Take a moment to think about the best team that you have been part of. What made this such a great team? Over the past five years, FMI has spent considerable time studying the nuances of teams. Recent data, surveying over 400 senior leadership team members, indicates that team trust, shared purpose and communication are the top three predictors of team effectiveness. If you can increase these three core elements of a team, you will be more likely to inspire your team to achieve its goals.
Our data indicates that team trust is the best predictor of team performance. As leaders, we need to understand how to build team trust.
How to Increase Your Team Trust:
- Be Authentic. Being authentic will allow you to cultivate more genuine relationships with other members of your team. Say only what you mean. Admit your fears and mistakes. Be sincere in your passions and interests. Get to know your team in a more meaningful way. One practical way to do this is to kick off your next meeting with a nonwork-related question to get teammates to open up to one another. (Good rule of thumb – the leader goes first! You set the tone for the rest of the group to feel safe in sharing meaningful experiences.)
- Be Empathetic. To be empathetic takes time and energy. This can be challenging when we are leading busy work lives with multiple competing demands. The next time you have an opportunity to engage with your team but find yourself rushing to check off items on your to-do list instead, try to remind yourself to pause. Put away those distractions. Truly listen. Consider the perspectives of others and connect with them.

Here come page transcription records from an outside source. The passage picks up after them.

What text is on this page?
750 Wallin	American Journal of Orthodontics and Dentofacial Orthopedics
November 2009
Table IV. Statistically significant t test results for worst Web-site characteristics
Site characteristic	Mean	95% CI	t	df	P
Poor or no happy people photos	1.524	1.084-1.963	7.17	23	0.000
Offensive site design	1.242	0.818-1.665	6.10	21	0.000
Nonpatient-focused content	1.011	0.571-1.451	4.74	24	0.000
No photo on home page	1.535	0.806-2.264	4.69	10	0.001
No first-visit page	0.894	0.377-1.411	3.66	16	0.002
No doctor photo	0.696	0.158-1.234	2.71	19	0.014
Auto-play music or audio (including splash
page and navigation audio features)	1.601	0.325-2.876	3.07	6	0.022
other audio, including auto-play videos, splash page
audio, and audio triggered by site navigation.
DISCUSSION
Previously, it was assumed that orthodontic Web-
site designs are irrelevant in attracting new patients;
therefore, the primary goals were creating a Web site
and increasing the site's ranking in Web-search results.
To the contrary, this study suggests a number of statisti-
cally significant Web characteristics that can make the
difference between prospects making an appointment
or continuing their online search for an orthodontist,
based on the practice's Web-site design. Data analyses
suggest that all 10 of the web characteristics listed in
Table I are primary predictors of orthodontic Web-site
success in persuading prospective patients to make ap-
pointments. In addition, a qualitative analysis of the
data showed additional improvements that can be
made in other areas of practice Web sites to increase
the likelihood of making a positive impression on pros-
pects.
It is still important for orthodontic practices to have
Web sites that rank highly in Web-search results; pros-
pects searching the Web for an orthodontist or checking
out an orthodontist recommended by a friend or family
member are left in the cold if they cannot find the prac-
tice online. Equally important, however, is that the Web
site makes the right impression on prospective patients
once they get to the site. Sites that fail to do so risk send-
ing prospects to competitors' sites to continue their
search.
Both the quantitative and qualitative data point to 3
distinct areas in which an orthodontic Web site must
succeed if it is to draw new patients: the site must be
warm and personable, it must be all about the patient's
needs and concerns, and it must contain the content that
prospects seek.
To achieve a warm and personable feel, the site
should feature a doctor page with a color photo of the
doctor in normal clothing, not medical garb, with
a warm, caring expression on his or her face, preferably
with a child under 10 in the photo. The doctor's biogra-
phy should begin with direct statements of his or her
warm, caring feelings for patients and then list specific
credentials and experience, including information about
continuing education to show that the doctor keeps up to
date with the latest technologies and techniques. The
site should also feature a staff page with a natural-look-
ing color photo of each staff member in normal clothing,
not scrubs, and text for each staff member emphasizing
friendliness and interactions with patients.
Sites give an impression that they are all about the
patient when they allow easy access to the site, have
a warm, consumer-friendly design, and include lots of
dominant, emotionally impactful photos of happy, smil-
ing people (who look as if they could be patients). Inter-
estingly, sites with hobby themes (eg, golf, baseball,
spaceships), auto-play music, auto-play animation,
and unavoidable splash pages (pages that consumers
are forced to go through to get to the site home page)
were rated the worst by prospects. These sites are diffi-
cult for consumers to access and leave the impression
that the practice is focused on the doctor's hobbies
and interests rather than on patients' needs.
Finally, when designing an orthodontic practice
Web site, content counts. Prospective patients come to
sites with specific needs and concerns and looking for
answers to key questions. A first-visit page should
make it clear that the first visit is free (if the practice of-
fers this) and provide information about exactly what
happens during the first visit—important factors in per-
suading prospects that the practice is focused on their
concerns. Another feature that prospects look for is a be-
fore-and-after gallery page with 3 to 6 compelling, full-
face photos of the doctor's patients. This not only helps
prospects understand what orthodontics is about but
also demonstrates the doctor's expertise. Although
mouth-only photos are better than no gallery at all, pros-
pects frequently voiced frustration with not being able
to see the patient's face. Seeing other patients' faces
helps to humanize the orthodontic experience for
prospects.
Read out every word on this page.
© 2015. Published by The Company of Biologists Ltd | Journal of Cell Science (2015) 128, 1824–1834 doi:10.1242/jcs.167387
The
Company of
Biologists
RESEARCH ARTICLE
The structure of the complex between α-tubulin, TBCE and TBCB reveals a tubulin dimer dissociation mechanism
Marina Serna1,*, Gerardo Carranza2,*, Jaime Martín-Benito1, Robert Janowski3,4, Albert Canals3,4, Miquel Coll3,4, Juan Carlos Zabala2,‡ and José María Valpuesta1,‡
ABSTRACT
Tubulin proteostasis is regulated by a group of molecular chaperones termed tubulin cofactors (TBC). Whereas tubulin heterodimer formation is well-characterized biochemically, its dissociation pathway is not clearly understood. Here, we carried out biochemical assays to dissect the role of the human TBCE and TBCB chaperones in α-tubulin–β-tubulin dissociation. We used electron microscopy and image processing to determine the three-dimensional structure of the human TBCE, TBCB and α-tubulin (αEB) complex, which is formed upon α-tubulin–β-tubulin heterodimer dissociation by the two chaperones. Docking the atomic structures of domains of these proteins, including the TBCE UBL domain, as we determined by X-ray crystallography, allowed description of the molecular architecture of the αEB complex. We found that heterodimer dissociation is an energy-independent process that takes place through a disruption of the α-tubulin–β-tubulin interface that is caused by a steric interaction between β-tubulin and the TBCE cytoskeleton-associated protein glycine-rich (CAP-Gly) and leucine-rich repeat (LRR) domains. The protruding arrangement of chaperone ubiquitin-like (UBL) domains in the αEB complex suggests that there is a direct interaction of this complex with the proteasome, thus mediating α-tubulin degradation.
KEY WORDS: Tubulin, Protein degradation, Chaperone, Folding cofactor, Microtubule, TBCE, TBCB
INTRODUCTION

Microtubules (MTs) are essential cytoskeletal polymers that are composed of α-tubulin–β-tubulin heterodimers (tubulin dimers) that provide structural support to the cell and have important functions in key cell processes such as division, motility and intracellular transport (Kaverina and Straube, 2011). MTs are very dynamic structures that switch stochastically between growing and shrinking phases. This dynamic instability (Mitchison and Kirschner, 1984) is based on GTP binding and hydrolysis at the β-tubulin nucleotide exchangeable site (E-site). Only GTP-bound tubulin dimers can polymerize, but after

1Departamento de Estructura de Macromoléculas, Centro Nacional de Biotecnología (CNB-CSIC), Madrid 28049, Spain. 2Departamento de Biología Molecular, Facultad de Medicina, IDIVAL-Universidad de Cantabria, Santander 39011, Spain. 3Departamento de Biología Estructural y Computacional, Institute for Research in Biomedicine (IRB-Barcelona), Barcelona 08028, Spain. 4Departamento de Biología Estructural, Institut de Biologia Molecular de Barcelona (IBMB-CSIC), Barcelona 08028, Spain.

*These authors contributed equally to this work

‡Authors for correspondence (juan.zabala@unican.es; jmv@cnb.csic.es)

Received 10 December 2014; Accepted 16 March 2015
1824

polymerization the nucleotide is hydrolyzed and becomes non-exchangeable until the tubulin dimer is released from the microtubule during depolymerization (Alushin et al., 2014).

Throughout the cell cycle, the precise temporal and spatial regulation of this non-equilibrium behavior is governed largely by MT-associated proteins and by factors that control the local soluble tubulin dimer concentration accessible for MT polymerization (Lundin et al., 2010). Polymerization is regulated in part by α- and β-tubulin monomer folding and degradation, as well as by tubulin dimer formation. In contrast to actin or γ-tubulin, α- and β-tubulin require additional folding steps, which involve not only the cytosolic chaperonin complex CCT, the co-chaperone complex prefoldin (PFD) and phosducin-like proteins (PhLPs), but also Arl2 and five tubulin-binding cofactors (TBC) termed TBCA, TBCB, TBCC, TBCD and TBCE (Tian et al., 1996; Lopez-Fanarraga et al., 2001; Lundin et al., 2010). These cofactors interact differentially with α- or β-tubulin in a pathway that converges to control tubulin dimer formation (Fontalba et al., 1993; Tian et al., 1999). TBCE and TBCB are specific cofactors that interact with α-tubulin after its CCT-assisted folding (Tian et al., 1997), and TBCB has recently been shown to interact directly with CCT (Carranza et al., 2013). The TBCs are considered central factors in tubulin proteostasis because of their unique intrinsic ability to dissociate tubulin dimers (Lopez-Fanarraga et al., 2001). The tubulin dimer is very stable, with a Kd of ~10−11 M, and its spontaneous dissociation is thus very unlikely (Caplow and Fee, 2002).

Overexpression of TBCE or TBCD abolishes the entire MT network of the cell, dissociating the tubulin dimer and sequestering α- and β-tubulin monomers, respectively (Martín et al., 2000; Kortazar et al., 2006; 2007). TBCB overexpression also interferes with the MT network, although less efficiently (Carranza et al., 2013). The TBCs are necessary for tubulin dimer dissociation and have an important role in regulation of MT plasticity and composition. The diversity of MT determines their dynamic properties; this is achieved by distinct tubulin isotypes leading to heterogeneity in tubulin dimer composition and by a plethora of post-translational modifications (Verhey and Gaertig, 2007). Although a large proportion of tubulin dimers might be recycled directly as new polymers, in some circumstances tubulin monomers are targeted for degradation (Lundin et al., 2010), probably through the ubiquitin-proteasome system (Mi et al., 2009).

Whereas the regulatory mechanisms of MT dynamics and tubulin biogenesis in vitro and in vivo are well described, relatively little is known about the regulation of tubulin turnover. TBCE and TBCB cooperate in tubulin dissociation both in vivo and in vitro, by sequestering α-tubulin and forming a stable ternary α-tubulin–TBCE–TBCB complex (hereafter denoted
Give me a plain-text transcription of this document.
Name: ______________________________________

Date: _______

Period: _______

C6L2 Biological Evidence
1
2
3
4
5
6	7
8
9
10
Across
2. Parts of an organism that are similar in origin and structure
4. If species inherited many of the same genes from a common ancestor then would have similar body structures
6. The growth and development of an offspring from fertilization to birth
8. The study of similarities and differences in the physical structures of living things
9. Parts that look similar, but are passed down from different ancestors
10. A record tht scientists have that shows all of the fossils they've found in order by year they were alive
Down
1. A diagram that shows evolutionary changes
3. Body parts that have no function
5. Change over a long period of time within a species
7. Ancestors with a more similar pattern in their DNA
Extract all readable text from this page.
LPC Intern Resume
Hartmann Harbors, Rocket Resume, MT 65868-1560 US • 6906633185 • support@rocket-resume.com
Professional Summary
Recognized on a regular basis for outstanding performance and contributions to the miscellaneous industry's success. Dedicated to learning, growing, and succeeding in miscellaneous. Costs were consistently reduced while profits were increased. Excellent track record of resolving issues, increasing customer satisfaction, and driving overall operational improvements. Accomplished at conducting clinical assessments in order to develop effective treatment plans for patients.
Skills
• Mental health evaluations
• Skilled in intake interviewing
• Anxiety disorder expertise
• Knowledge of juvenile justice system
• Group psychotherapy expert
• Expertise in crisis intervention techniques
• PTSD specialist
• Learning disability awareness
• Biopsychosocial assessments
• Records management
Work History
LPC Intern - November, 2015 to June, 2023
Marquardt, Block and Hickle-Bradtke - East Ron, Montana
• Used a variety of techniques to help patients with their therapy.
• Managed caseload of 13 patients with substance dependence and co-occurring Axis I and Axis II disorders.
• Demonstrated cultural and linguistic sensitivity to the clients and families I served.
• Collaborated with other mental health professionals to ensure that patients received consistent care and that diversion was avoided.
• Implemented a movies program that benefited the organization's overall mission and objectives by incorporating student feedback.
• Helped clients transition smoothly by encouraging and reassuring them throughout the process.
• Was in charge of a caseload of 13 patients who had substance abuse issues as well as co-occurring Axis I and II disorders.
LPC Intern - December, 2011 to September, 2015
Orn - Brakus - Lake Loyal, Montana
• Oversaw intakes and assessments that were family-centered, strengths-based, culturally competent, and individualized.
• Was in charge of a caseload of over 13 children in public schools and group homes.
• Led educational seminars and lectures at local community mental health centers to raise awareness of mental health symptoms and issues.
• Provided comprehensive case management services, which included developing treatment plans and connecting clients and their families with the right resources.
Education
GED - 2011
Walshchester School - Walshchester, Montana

- Be Reliable. While cultivating authenticity and empathy is paramount in building trust, it is also futile without follow-through. To build and maintain your team’s trust, you must show up on time, be prepared, consistently deliver quality work, and have enough expertise to further the team’s objectives. Doing these things consistently is critical to building trust on your team.
While it’s important to be on a team with people you enjoy and trust, you need to be clear on why you’re gathered there in the first place. Without a shared purpose, teams lack clear direction and may spend time, energy and resources going down the wrong path. This can be frustrating and demotivating to team members.
How to Clarify Your Shared Purpose:
- Examine Your “Why.” It is often shocking to recognize how many teams are formed without a clear reason for why they exist. Because of this reality, it is imperative that you take a step back and ensure that there is a meaningful purpose for your team. What is your team’s vision for the future? Do all team members understand that and how they fit into it?
- Clarify Your Objectives. Once you obtain joint agreement on what your end goal is, you must then agree as a team on how you will get there. Having alignment on team objectives allows everyone to move in the same direction toward achieving those goals. Your team’s objectives should be clear and actionable, while also relating directly to your shared purpose. For example, if your team’s purpose is to explore options for entering a new strategic market, you might set objectives to: collect current market data; align key, organizational stakeholders; and scenario plan for multiple outcomes. Whatever those objectives for your team are, it is critical that all team members are aligned and committed to achieving them.
We all know the saying “communication is key,” and our data indicates that this continues to be true, especially for leadership teams within the construction industry.
How to Improve Your Team Communication:
- Communicate Face-To-Face. When 93% of our communication is communicated through nonverbal means (i.e., tone and body language)1, we lose a lot when we don’t communicate face-to-face. While modern communication methods (e.g., email, text, call and Skype) are undoubtedly convenient, they may be derailing team effectiveness. Too many assumptions can be made when we lose the ability to read our team members’ body language. For this reason, set a goal to meet face-to-face at regular intervals, whether weekly, monthly or quarterly. When face-to-face isn’t an option, incorporating video provides another way to connect beyond a phone call.
- Involve Each Team Member. As you consider your team dynamics, do one or two people consistently dominate the conversation? Do some team members rarely speak up at all? To fully utilize all team members’ expertise, each person should feel comfortable and encouraged to weigh-in and provide an opinion or idea. As a team leader, look for opportunities to call on individuals whoi. may not have had the opportunity to speak or have their opinions voiced during the meeting.
Trust. Purpose. Communication. These are the hallmarks of a high-functioning team. Do you know where your team is strong or still needs work? Test out one of these suggestions to improve your team’s trust, clarity of purpose or communication.
1 Mehrabian, Albert. Silent messages. Vol. 8. Belmont, CA: Wadsworth, 1971.